ELK cluster architecture

Is this seems ok architecture?

each system has 96gig RAM and 24 core cpus.

3 master node + kibana (kibana is there just incase I need it)
25gig for elasticsearch and 8 gig for kibana

2 co-ordinating node + kibana
25 gig for elasticsearch and 12 gig for kibana

2 master + logstash ( I assign these just incase two or master has problem together )
20 gig for elasticsearch, 27 gig logstash (each server running 10 pipeline)

4 data node
25 gig for elastisearch and lot of single ssd disks

Do I need anything to think about or redesign?
I can't change data nodes as It has all the disks.

each system has 96gig RAM and 24 core cpus.

That is a lot of RAM, which is good, and means you'll generally want to max out Elasticsearch at about 30GB, because you can.

Also don't see a lot of systems with this much RAM/Cores and more masters than data nodes. The glory of excess physical hardware.

3 master node + kibana (kibana is there just incase I need it)
25gig for elasticsearch and 8 gig for kibana

You have 96G of RAM, so assuming you run nothing, else just give 30GB to ES, the same on every node for simplicity. Basic Kibana can run in much less than 8GB but you have the memory, so should be fine.

2 co-ordinating node + kibana
25 gig for elasticsearch and 12 gig for kibana

These your main Kibana nodes? Just watch their CPU if you do both a lot of heavy Kibana work and heavy ingest/query work, but with only 4 data nodes & lots of heap, it's unlikely you can overload these.

2 master + logstash ( I assign these just incase two or master has problem together )
20 gig for elasticsearch, 27 gig logstash (each server running 10 pipeline)

Why have masters on Logstash machines?
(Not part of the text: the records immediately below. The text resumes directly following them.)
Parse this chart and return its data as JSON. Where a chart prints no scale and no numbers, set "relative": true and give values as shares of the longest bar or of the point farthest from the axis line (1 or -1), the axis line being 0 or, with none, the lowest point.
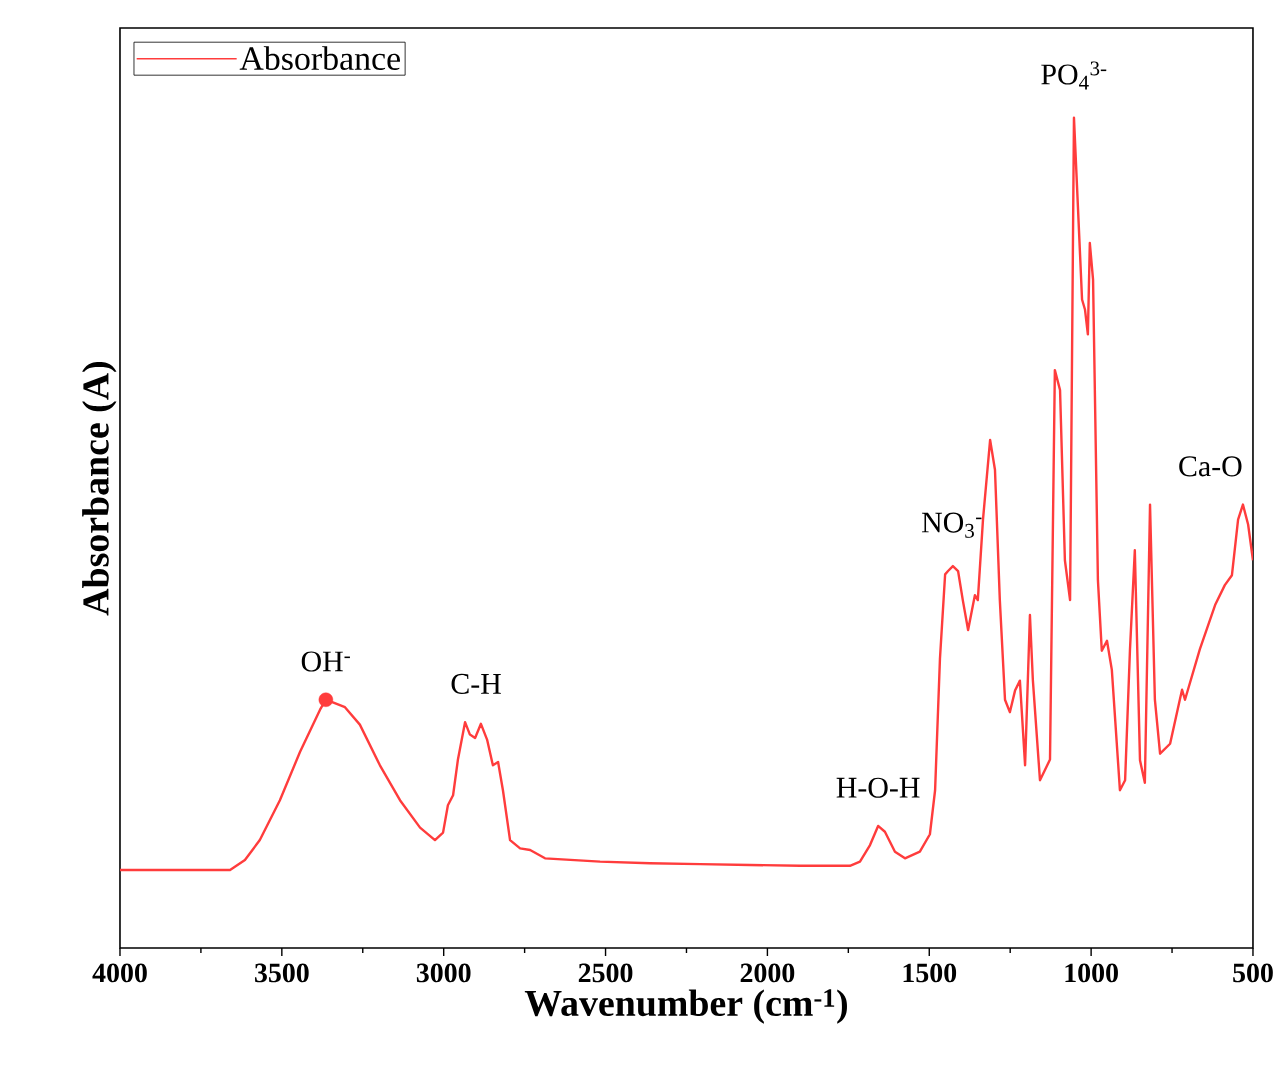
{
  "chart_data": {
    "type": "line",
    "xlabel": "Wavenumber (cm$^{-1}$)",
    "ylabel": "Absorbance (A)",
    "relative": true,
    "xlim": [
      4000,
      500
    ],
    "xticks": [
      4000,
      3500,
      3000,
      2500,
      2000,
      1500,
      1000,
      500
    ],
    "legend": "top left",
    "line_style": "solid",
    "marker": "none",
    "series": [
      {
        "name": "Absorbance",
        "color": "#ff3c3c",
        "x": [
          4000,
          3660,
          3614,
          3568,
          3506,
          3444,
          3382,
          3364,
          3305,
          3259,
          3197,
          3135,
          3073,
          3027,
          3002,
          2987,
          2971,
          2956,
          2934,
          2919,
          2903,
          2885,
          2866,
          2848,
          2832,
          2817,
          2795,
          2764,
          2733,
          2687,
          2517,
          2363,
          2208,
          2054,
          1899,
          1745,
          1714,
          1683,
          1658,
          1637,
          1606,
          1575,
          1529,
          1498,
          1482,
          1467,
          1451,
          1442,
          1427,
          1411,
          1396,
          1380,
          1368,
          1359,
          1350,
          1334,
          1312,
          1297,
          1282,
          1266,
          1251,
          1235,
          1220,
          1204,
          1189,
          1180,
          1158,
          1143,
          1127,
          1112,
          1096,
          1081,
          1065,
          1053,
          1028,
          1019,
          1010,
          1004,
          994,
          979,
          967,
          951,
          936,
          911,
          895,
          880,
          865,
          849,
          834,
          818,
          803,
          787,
          756,
          726,
          719,
          710,
          664,
          617,
          587,
          565,
          546,
          531,
          515,
          500
        ],
        "values": [
          0.094,
          0.094,
          0.106,
          0.13,
          0.178,
          0.236,
          0.287,
          0.299,
          0.29,
          0.269,
          0.22,
          0.178,
          0.145,
          0.13,
          0.139,
          0.172,
          0.184,
          0.227,
          0.272,
          0.257,
          0.253,
          0.27,
          0.251,
          0.22,
          0.224,
          0.19,
          0.13,
          0.12,
          0.118,
          0.108,
          0.104,
          0.102,
          0.101,
          0.1,
          0.099,
          0.099,
          0.104,
          0.124,
          0.147,
          0.14,
          0.116,
          0.108,
          0.116,
          0.137,
          0.19,
          0.348,
          0.45,
          0.454,
          0.46,
          0.454,
          0.418,
          0.383,
          0.407,
          0.425,
          0.419,
          0.516,
          0.612,
          0.576,
          0.419,
          0.299,
          0.284,
          0.31,
          0.322,
          0.22,
          0.401,
          0.323,
          0.202,
          0.214,
          0.227,
          0.696,
          0.672,
          0.467,
          0.419,
          1.0,
          0.781,
          0.769,
          0.739,
          0.849,
          0.805,
          0.443,
          0.358,
          0.37,
          0.335,
          0.19,
          0.202,
          0.359,
          0.479,
          0.226,
          0.199,
          0.534,
          0.299,
          0.234,
          0.246,
          0.299,
          0.311,
          0.299,
          0.36,
          0.413,
          0.437,
          0.449,
          0.516,
          0.534,
          0.51,
          0.467
        ]
      },
      {
        "type": "scatter",
        "marker": "circle",
        "color": "#ff3c3c",
        "x": [
          3364
        ],
        "values": [
          0.299
        ]
      }
    ],
    "annotations": [
      {
        "text": "OH$^{-}$",
        "x": 3364,
        "y": 0.299
      },
      {
        "text": "C-H",
        "x": 2900,
        "y": 0.272
      },
      {
        "text": "H-O-H",
        "x": 1658,
        "y": 0.147
      },
      {
        "text": "NO$_{3}$$^{-}$",
        "x": 1430,
        "y": 0.46
      },
      {
        "text": "PO$_{4}$$^{3-}$",
        "x": 1053,
        "y": 1.0
      },
      {
        "text": "Ca-O",
        "x": 531,
        "y": 0.534
      }
    ]
  }
}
This will give you 5 master-eligible machines, which is not bad, but if one of these actually becomes master and the logstash are very busy, you can get CPU contention - unlikely with 24 cores, though, but why run ES here at all?

I'd think for simplicity you'd only run LS here. Makes it easier to patch, update, reboot, manage performance, etc.

4 data node
25 gig for elastisearch and lot of single ssd disks

Certainly bump this up to 30GB for ES, leave the rest for file cache.

Thank you Steve for clearing my doubt about it.
only problem I have is with kibana. one-two user complain that it is slow.

they way I have define this
elkkib CNAME to two ip address elkkib1 and elkkib2

i.e when user type
http://elkkib:5601 (he will go to one of this server)

I think something wrong with that desing

for example
elkkib1 -> 10.10.1.1 (had forward/reverse dns registration)
elkkib2 -> 10.10.1.2

elkkib -> 10.10.1.1 and 10.10.1.2 (only forward ip lookup)

only problem I have is with kibana. one-two user complain that it is slow.

Okay but is the slowness Kibana or the queries themselves? Maybe hard to know, as I'm not a big Kibana person on how you can profile that but I think there are built-in tools to check this.

they way I have define this
elkkib CNAME to two ip address elkkib1 and elkkib2
i.e when user type
http://elkkib:5601 (he will go to one of this server)

You can do that, though some type of load balancer probably better, and once the DNS cache runs out, he may go to the other Kibana and lose his session or login; no idea how Kibana manages that but I'd think a sticky LB would help.

I think something wrong with that design

Why do you think it's wrong? I guess I'm confused on what you are asking. You have so much hardware and power here that it's hard see how it's slow, unless the data is huge, the queries complex, etc.